Office of Planning & Budgeting

January 22, 2013

Moody’s Gives Higher Education a Negative Outlook

Last week, Moody’s Investors Service issued a negative short-term outlook for the entire sector of higher education based on its conclusion that every traditional revenue source for even the most elite colleges and universities is under pressure. That pressure, according to the report, is the result of nation-wide economic, technological and public opinion shifts, which are largely beyond institutions’ control.

The outlook report, released annually, articulates the fundamental credit conditions that Moody’s expects higher education will face during the next 12 to 18 months. For the last two years, Moody’s gave elite colleges and research universities a stable forecast; but this year, the following factors contributed to a negative outlook for the entire industry:

Struggling Revenue Sources:

  • State appropriations are unlikely to increase meaningfully due to weak economic recovery.
  • Federal spending on research and student aid could be truncated in response to the nation’s fiscal concerns.
  • Tuition revenue continues to be suppressed by low family incomes and public/political pressure to keep prices down.
  • Endowment returns are vulnerable to any economic volatility that could stem from federal tax and budget decisions.
  • Donations are not expected to increase and could face pressure as Congress evaluates associated tax deductions.
  • Financial diversity is no longer helpful as all revenue streams are strained.

Additional Challenges:

  • Student debt and loan default rates have increased and thus challenged the perceived value of a degree.
  • High school graduates are declining in number.
  • Public and political scrutiny of efficiency and degree value could add to institutions’ list of regulatory requirements.
  • New technologies such as online learning and MOOCs could provide new revenue opportunities, but could also undermine traditional higher ed models.
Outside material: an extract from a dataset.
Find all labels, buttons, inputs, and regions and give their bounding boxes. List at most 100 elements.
Moody’s analysts warn that revenue streams will never rebound to post-2008 levels and leaders in higher education will need to adapt by thinking strategically and adjusting their operations.

But not all is gloom and doom. Although Moody’s gave higher education a negative outlook, most of the country’s top colleges and universities still hold the strong credit rankings. The UW, for one, continues to maintain a Aaa credit rating—the highest offered by Moody’s. Additionally, the report stressed that the intrinsic value of and demand for higher education remains stable.